A sequence of instructions inside a function. A basic block always starts with a Label and ends with a terminator. No other instruction inside the basic block can transfer control out of the block.

Function declaration

The specification of a function’s prototype without an associated implementation. A declaration includes the argument types, return types and other information such as the calling convention. This is like an extern function declaration in C.

Function definition

A function’s prototype, as in a Function declaration, plus a body implementing the function.

getelementptr

An LLVM Instruction that lets you get the address of a subelement of an aggregate data structure.

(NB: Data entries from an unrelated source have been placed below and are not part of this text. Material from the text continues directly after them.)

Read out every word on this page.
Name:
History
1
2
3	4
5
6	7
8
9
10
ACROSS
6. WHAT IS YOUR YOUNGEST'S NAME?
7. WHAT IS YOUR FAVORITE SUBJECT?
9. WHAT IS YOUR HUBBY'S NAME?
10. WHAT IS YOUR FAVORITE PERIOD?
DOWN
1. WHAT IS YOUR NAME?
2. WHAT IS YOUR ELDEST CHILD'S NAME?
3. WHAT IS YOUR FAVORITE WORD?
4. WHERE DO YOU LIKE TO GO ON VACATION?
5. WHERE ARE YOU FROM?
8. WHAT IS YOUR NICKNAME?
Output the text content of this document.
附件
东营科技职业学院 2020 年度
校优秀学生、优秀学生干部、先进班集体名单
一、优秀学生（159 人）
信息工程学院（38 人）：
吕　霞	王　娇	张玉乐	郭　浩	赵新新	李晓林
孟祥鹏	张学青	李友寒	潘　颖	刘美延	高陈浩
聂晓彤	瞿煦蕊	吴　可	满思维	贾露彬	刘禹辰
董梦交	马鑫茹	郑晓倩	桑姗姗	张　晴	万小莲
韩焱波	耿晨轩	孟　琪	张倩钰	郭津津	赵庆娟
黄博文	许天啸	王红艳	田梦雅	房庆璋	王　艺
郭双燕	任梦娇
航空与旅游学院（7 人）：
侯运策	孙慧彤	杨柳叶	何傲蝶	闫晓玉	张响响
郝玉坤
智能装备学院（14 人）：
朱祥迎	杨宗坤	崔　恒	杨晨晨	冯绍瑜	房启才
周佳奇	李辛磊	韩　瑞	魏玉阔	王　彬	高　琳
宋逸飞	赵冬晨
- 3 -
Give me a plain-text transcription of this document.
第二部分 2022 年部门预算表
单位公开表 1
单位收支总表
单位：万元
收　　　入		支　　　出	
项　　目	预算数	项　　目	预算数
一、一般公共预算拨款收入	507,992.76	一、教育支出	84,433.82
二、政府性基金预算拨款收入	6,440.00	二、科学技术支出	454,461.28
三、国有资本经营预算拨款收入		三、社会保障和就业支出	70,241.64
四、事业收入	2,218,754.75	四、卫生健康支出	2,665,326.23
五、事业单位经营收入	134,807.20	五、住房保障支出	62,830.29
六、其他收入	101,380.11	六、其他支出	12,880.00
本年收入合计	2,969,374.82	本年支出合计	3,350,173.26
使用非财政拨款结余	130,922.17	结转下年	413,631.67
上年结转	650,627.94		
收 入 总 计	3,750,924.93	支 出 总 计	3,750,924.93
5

See the getelementptr instruction in the official LLVM documentation.

Global value

A named value accessible to all members of a module.

Global variable

A variable whose value is accessible to all members of a module. It is a constant pointer to a module-allocated slot of the given type.

All global variables are global values. However, the opposite is not true—function declarations and function definitions are not global variables, they are only global values.

Instruction

The fundamental element used in implementing an LLVM function. LLVM instructions define a procedural, assembly-like language.

Intermediate representation (IR)

High-level assembly-language code describing to LLVM the program to be compiled to native code.

Label

A branch target inside a function. A label always denotes the start of a Basic block.

Metadata

Optional information associated with LLVM instructions, functions and other code. Metadata provides information that is not critical to the compiling of an LLVM intermediate representation, such as the likelihood of a condition branch or the source code location corresponding to a given instruction.

Module

A compilation unit for LLVM intermediate representation. A module can contain any number of function declarations and definitions, global variables and metadata.

Terminator, terminator instruction

A kind of Instruction that explicitly transfers control to another part of the program instead of going to the next instruction after it is executed. Examples are branches and function returns.